Epithelioid granulomas with multinucleated giant cells are seen within the endometrial stroma, which also contains a robust lymphocytic infiltrate. A detached benign gland is seen in the upper right.
Granulomas found in the endometrium may have several etiologies. Tuberculous endometritis often comes to mind, however, other possible infectious agents include fungal infections, and parasites. For example, cytomegalovirus and the mycoplasma Ureaplasma urealyticum can also elicit a granulomatous inflammation.1,2
Other non-infectious conditions to consider include sarcoidosis and foreign-body giant cell secondary to endometrial ablation therapy. Classically, granulomas in sarcoidosis are described as being well-formed and lacking central necrosis. However, granulomas from tuberculous endometritis rarely contain central necrosis, so presence or absence of central necrosis will not be a helpful distinguishing feature. Furthermore, unless the biopsy was taken during late secretory phase, there may not be time for the granuloma to be well-formed.

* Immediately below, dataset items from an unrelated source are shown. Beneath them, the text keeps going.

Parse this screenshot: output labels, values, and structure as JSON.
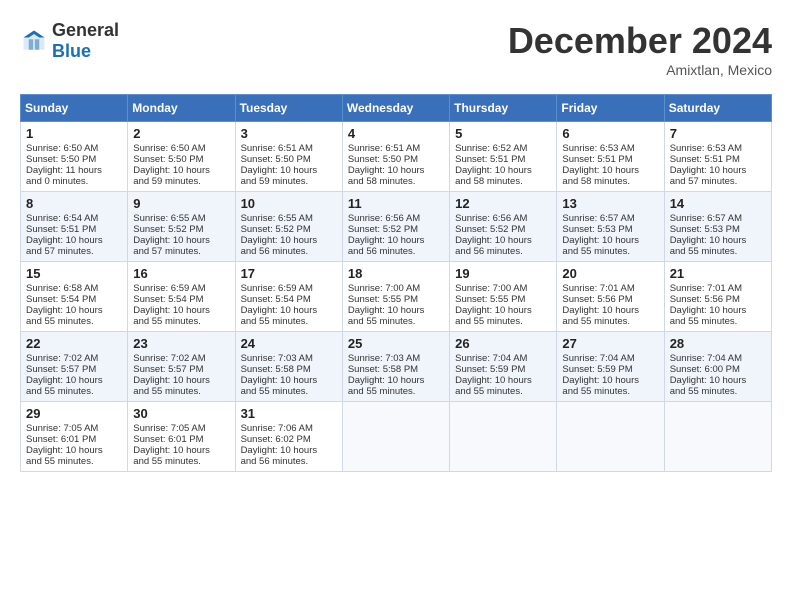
{
  "header": {
    "logo_general": "General",
    "logo_blue": "Blue",
    "title": "December 2024",
    "location": "Amixtlan, Mexico"
  },
  "calendar": {
    "days_of_week": [
      "Sunday",
      "Monday",
      "Tuesday",
      "Wednesday",
      "Thursday",
      "Friday",
      "Saturday"
    ],
    "weeks": [
      [
        null,
        null,
        null,
        null,
        null,
        null,
        null
      ]
    ],
    "cells": [
      {
        "day": 1,
        "col": 0,
        "sunrise": "6:50 AM",
        "sunset": "5:50 PM",
        "daylight": "11 hours and 0 minutes."
      },
      {
        "day": 2,
        "col": 1,
        "sunrise": "6:50 AM",
        "sunset": "5:50 PM",
        "daylight": "10 hours and 59 minutes."
      },
      {
        "day": 3,
        "col": 2,
        "sunrise": "6:51 AM",
        "sunset": "5:50 PM",
        "daylight": "10 hours and 59 minutes."
      },
      {
        "day": 4,
        "col": 3,
        "sunrise": "6:51 AM",
        "sunset": "5:50 PM",
        "daylight": "10 hours and 58 minutes."
      },
      {
        "day": 5,
        "col": 4,
        "sunrise": "6:52 AM",
        "sunset": "5:51 PM",
        "daylight": "10 hours and 58 minutes."
      },
      {
        "day": 6,
        "col": 5,
        "sunrise": "6:53 AM",
        "sunset": "5:51 PM",
        "daylight": "10 hours and 58 minutes."
      },
      {
        "day": 7,
        "col": 6,
        "sunrise": "6:53 AM",
        "sunset": "5:51 PM",
        "daylight": "10 hours and 57 minutes."
      },
      {
        "day": 8,
        "col": 0,
        "sunrise": "6:54 AM",
        "sunset": "5:51 PM",
        "daylight": "10 hours and 57 minutes."
      },
      {
        "day": 9,
        "col": 1,
        "sunrise": "6:55 AM",
        "sunset": "5:52 PM",
        "daylight": "10 hours and 57 minutes."
      },
      {
        "day": 10,
        "col": 2,
        "sunrise": "6:55 AM",
        "sunset": "5:52 PM",
        "daylight": "10 hours and 56 minutes."
      },
      {
        "day": 11,
        "col": 3,
        "sunrise": "6:56 AM",
        "sunset": "5:52 PM",
        "daylight": "10 hours and 56 minutes."
      },
      {
        "day": 12,
        "col": 4,
        "sunrise": "6:56 AM",
        "sunset": "5:52 PM",
        "daylight": "10 hours and 56 minutes."
      },
      {
        "day": 13,
        "col": 5,
        "sunrise": "6:57 AM",
        "sunset": "5:53 PM",
        "daylight": "10 hours and 55 minutes."
      },
      {
        "day": 14,
        "col": 6,
        "sunrise": "6:57 AM",
        "sunset": "5:53 PM",
        "daylight": "10 hours and 55 minutes."
      },
      {
        "day": 15,
        "col": 0,
        "sunrise": "6:58 AM",
        "sunset": "5:54 PM",
        "daylight": "10 hours and 55 minutes."
      },
      {
        "day": 16,
        "col": 1,
        "sunrise": "6:59 AM",
        "sunset": "5:54 PM",
        "daylight": "10 hours and 55 minutes."
      },
      {
        "day": 17,
        "col": 2,
        "sunrise": "6:59 AM",
        "sunset": "5:54 PM",
        "daylight": "10 hours and 55 minutes."
      },
      {
        "day": 18,
        "col": 3,
        "sunrise": "7:00 AM",
        "sunset": "5:55 PM",
        "daylight": "10 hours and 55 minutes."
      },
      {
        "day": 19,
        "col": 4,
        "sunrise": "7:00 AM",
        "sunset": "5:55 PM",
        "daylight": "10 hours and 55 minutes."
      },
      {
        "day": 20,
        "col": 5,
        "sunrise": "7:01 AM",
        "sunset": "5:56 PM",
        "daylight": "10 hours and 55 minutes."
      },
      {
        "day": 21,
        "col": 6,
        "sunrise": "7:01 AM",
        "sunset": "5:56 PM",
        "daylight": "10 hours and 55 minutes."
      },
      {
        "day": 22,
        "col": 0,
        "sunrise": "7:02 AM",
        "sunset": "5:57 PM",
        "daylight": "10 hours and 55 minutes."
      },
      {
        "day": 23,
        "col": 1,
        "sunrise": "7:02 AM",
        "sunset": "5:57 PM",
        "daylight": "10 hours and 55 minutes."
      },
      {
        "day": 24,
        "col": 2,
        "sunrise": "7:03 AM",
        "sunset": "5:58 PM",
        "daylight": "10 hours and 55 minutes."
      },
      {
        "day": 25,
        "col": 3,
        "sunrise": "7:03 AM",
        "sunset": "5:58 PM",
        "daylight": "10 hours and 55 minutes."
      },
      {
        "day": 26,
        "col": 4,
        "sunrise": "7:04 AM",
        "sunset": "5:59 PM",
        "daylight": "10 hours and 55 minutes."
      },
      {
        "day": 27,
        "col": 5,
        "sunrise": "7:04 AM",
        "sunset": "5:59 PM",
        "daylight": "10 hours and 55 minutes."
      },
      {
        "day": 28,
        "col": 6,
        "sunrise": "7:04 AM",
        "sunset": "6:00 PM",
        "daylight": "10 hours and 55 minutes."
      },
      {
        "day": 29,
        "col": 0,
        "sunrise": "7:05 AM",
        "sunset": "6:01 PM",
        "daylight": "10 hours and 55 minutes."
      },
      {
        "day": 30,
        "col": 1,
        "sunrise": "7:05 AM",
        "sunset": "6:01 PM",
        "daylight": "10 hours and 55 minutes."
      },
      {
        "day": 31,
        "col": 2,
        "sunrise": "7:06 AM",
        "sunset": "6:02 PM",
        "daylight": "10 hours and 56 minutes."
      }
    ]
  },
  "labels": {
    "sunrise": "Sunrise:",
    "sunset": "Sunset:",
    "daylight": "Daylight:"
  }
}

Treatment will depend on etiology and the infectious agent. Note that acid-fast stains will rarely be helpful in identifying the bacilli, therefore, it is best to culture the tissue or run PCR on parafin-embedded tissue to locate an infectious organism.2
1 Robboy SJ, Anderson MC, Russell P. Pathology of the Female Reproductive Tract. London, UK: Churchill Livingstone; 2002: 293
2 Mazur MT, Kurman RJ. Diagnosis of Endometrial Biopsies and Curettings. New York, NY: Springer; 2005: PAGE. 154-5.